Le contrôle allemand était-il réel et strict
A ce sujet M. Louis Jean, 45 ans, Directeur de la Production…, entendu, a déclaré :
« Le contrôle allemand était très strict en ce qui concerne la marche de l’Usine, trois commissaires allemands, assistés d’un secrétaire, occupaient certains bureaux de la direction et contrôlaient jusqu’aux sorties des voitures utilisées pour des courses en ville.
« En tant que directeur de la production, j’étais en contact permanent avec ces Allemands et je puis assurer que leur contrôle était permanent et total ».
Cette déclaration est confirmée par celle de M. Gallienne Georges, 46 ans, Directeur commercial… ainsi que par celle de M. Chonion, secrétaire de la section syndicale Renault qui ajoute :
« Dans les ateliers de pièces de détails des contrôleurs allemands, sous les ordres des commissaires de la Direction, circulaient constamment et, dans une certaine mesure, faisaient pression sur la cadence de production.

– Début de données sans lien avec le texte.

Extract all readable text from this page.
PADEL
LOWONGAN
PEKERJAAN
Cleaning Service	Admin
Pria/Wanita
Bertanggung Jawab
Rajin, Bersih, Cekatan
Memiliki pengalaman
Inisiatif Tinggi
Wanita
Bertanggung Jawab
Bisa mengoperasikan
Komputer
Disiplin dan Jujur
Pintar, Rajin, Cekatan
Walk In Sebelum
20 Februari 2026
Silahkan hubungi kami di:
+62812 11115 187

« Les contrôleurs allemands venaient également poinçonner les pièces de chars, mais aux moteurs, le travail était libre ».
A ce sujet, il convient de noter que la réparation des chars français a été effectuée sous le contrôle strict des Allemands, mais en dehors de l’usine Renault, c’est-à-dire, dans les deux ateliers réquisitionnés totalement par les Allemands, dits « ateliers Fiat », dans lesquels l’embauchage était effectué par des Allemands placés sous la direction d’un Ingénieur allemand et par conséquent en dehors de tout contrôle Renault.
Toutefois M. Chonion déjà cité, a tenu à préciser que des moteurs de chars Renault avaient été réparés à l’atelier 16 de l’usine Renault et non pas strictement aux ateliers Fiat précités.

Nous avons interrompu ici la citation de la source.